From “The Fiend” to “Falling,” Dickey has been trying to find a medium that would enable him to use the maximum of his creative intelligence in poetry. To this end, he has chosen in “Falling” exactly the right subject and form. Both are moving toward a rhythm of experience that can sweep away all obstacles to realizing the fullest human potential:
“One cannot just fall just tumble screaming all that time one must use / It.”
When a woman's life space has suddenly contracted into a few seconds, the necessity to conquer mental waste, to salvage every hidden but discoverable shred of mental possibility, becomes absolute.
The opening sections of the poem stress the extent to which the girl's will, intention, participates in her experience. Her body and mind are both forced initially into reactions of powerful self-protective resistance, a mere reflex response to shock. But her will and creative imagination take on a larger and larger quotient of control. The female style of control is mixed with passivity, but the dynamic passivity of girding the body, sensually, as she “waits for something great to take / Control of her.” The beauty of healthy, fulfilled physical life is Dickey's momentary stay against the chaos of the poem's life-crushing void. Within a moment of perfectly fulfilled physical being, her spirit lives an eternity.
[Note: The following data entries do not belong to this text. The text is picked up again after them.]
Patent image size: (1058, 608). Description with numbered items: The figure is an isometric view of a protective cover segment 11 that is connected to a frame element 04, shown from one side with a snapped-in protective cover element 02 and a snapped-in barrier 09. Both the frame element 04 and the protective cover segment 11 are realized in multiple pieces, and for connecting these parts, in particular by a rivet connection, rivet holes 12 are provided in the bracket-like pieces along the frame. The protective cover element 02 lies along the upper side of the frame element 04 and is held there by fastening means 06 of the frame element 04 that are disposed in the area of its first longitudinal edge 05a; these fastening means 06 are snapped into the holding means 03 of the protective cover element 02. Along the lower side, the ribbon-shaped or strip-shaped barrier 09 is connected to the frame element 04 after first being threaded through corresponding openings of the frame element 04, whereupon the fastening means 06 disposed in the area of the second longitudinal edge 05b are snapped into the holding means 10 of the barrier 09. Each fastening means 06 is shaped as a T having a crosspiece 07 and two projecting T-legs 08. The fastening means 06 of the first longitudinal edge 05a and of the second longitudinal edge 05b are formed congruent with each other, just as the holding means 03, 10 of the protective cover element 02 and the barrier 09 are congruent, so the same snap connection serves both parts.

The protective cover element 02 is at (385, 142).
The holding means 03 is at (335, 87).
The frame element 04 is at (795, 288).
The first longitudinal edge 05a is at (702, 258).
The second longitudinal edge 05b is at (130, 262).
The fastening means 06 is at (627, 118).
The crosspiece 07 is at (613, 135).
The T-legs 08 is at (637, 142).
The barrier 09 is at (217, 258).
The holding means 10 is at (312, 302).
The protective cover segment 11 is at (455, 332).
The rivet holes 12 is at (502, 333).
The girl is strangely mated to air. The first half of her long, erotic air embrace is a turning inward. She is learning how to be, to be “in her / Self.” She masters “one after another of all the positions for love / Making,” and each position corresponds to a new tone or motion of being. The second half of her adventure is a going outward. She is no longer waiting to be taken hold of, but now she is the aggressor, who “must take up her body / And fly.” The shifts in her body cycle—falling, floating, flying, falling—stand for consecutive stages in a being cycle, rising, as she falls to her death, to a pinnacle of total self-realization. It is a movement from extreme self-love to extreme beyond-self love, a movement from being to becoming, from becoming to going beyond. Although her fall concludes with an autoerotic orgasm, she connects, at the moment of climax, with the spirits of farm boys and girls below; there is a profound flow of being between them. This unobstructable river of feeling between the self and the world is the life process to which Dickey ascribes ultimacy in his vision.
If ideas of rebirth and reincarnation are among the most compelling and pervasive in Dickey's art, the idea of resurrection by air—not water, earth, or fire—is the one that rises, finally, into apocalypse. A cursory glance at Dickey's biography might well support my hypothesis that, since the gravest spiritual losses to his manhood were incurred in air—via the incineration of women and children in the napalm bombing of Japan—he could be expected to seek compensatory gains to redeem himself, paradoxically, through that medium. In fact, he does achieve his most sustaining spiritual and poetic gains through the vision of air genesis. It is my hope that in the years to come Dickey will return to the perplexing questions of war and race dealt with in “The Firebombing” and “Slave Quarters,” and bring to his renewed treatment of those themes—surely the most troubling specters of our day—the larger generosity of spirit we find in the vision of “Falling” and “Power and Light.” If there is a passion today that can counterbalance all the hell in us, it is the ardor that fills these poems.